Flores was happy to have helped the man but he shies at the suggestion that he went above and beyond that day.
“The thing is, most of my fellow officers would have done the same thing,” Flores said. “We went into this line of work because we like to help people. We do stuff like this all the time.”
Flores remembers the moment he first considered becoming a police officer. The youngest of six kids growing up in Brooklyn, he took a subway to school and one day saw a “wolfpack” of muggers attacking a man. No one was helping. Thin but tall, Flores yelled, “Police!” which startled the pack who stopped the attack and ran off.
“I felt like no one took the initiative any more to help victims of crime,” Flores said.
After finishing high school, he began his law enforcement training and joined the New York Police Department where he had a 20-year career, much of it on a task force that worked on reducing crime patterns in the worst areas of the city.
Flores married and had two children and thought he would continue raising his family in New York. But like many who lived through the trauma of the terrorist attacks of 9/11, his thinking shifted. He was part of the search and rescue – and later, search and recovery – team that sifted through the rubble, and he lost a good friend and a supervisor in the attacks. In 2003, he decided to move his family somewhere that felt like less of a target, and with his wife craving warm weather, he settled on Tampa.
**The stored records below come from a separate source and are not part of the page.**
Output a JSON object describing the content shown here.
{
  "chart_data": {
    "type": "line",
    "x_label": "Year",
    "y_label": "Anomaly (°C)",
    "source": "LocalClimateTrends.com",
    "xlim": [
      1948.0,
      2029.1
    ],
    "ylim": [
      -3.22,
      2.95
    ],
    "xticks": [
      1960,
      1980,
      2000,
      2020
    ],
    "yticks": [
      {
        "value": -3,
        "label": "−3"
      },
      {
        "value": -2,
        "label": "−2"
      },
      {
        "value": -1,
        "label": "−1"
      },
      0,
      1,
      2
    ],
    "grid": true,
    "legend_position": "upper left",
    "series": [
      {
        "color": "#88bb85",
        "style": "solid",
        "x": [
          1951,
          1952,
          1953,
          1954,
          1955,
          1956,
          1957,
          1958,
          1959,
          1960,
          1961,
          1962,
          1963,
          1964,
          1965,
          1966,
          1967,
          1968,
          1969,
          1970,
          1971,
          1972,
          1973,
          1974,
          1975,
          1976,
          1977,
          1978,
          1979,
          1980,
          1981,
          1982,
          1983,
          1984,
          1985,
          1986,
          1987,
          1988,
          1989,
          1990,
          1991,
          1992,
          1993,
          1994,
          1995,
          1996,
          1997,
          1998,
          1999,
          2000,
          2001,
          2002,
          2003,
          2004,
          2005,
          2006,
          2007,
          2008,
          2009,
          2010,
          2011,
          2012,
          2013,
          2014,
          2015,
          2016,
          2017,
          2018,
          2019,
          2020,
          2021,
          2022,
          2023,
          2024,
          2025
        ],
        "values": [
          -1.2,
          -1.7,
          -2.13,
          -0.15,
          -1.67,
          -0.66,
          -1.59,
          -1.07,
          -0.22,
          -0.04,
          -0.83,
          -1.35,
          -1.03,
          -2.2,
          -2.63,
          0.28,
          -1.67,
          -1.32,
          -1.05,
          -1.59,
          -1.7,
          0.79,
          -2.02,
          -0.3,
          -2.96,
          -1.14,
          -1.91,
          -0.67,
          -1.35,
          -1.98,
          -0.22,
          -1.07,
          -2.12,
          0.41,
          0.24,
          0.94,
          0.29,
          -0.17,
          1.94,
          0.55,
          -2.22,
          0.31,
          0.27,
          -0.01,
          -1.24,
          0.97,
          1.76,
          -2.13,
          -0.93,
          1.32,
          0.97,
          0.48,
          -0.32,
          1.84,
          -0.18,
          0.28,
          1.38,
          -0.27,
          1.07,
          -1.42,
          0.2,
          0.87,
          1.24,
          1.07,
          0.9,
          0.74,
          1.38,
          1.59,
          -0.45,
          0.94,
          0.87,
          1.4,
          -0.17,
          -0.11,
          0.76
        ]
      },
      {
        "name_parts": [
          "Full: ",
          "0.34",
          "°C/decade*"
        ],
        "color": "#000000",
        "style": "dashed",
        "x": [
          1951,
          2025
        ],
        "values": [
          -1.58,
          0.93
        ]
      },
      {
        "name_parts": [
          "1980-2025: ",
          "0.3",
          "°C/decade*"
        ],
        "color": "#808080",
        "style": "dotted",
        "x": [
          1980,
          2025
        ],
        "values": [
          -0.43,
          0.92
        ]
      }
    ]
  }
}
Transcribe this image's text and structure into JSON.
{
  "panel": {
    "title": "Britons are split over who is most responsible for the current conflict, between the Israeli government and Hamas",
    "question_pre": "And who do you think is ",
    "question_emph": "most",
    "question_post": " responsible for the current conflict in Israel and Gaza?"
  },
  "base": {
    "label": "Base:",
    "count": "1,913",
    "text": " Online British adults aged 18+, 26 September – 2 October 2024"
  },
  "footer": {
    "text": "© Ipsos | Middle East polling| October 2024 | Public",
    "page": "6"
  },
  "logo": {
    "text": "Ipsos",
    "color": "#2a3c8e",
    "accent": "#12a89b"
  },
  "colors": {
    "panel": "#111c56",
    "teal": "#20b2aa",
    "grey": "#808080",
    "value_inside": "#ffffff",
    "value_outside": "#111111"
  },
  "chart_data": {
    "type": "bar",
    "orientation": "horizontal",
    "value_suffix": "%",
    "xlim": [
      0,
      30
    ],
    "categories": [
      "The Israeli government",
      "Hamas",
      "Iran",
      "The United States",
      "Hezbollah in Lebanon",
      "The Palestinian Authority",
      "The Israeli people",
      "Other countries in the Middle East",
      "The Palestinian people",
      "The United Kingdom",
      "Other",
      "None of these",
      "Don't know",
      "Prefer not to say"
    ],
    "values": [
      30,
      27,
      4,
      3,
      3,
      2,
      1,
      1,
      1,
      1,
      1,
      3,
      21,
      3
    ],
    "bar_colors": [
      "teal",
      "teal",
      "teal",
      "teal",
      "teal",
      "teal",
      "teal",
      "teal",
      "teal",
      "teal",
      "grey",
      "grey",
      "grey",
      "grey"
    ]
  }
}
A few years into retirement, Flores realized he missed being in law enforcement. He joined the TIAPD in 2006 and has loved helping Airport guests and passengers ever since.
“I don’t get as much satisfaction from making arrests or catching bad guys as I do taking care of victims,” Flores said. “It could be something as small as recovering a lost camera. Maybe that camera isn’t worth much, but to the person who has memories in that camera, it means a lot.”
Flores lives in the Land O’Lakes area, where he likes to spend time unwinding with his wife of 24 years, Yolanda. He has three grown children – 19-year-old Daniel, 21-year-old Dana and 30-year-old Luis Jr. – and they joke that he and Yolanda are like teenagers in love.
Flores and Yolanda often frequent St. Pete Beach, where they dine, drink and dance. Flores also loves music and does his own mixing and DJ work to entertain guests at friend and family events.
While Flores is at the age when many law enforcement officers retire, he doesn’t see himself slowing down any time soon.
“I love what I do,” Flores said. “And I feel blessed to be able to do it.”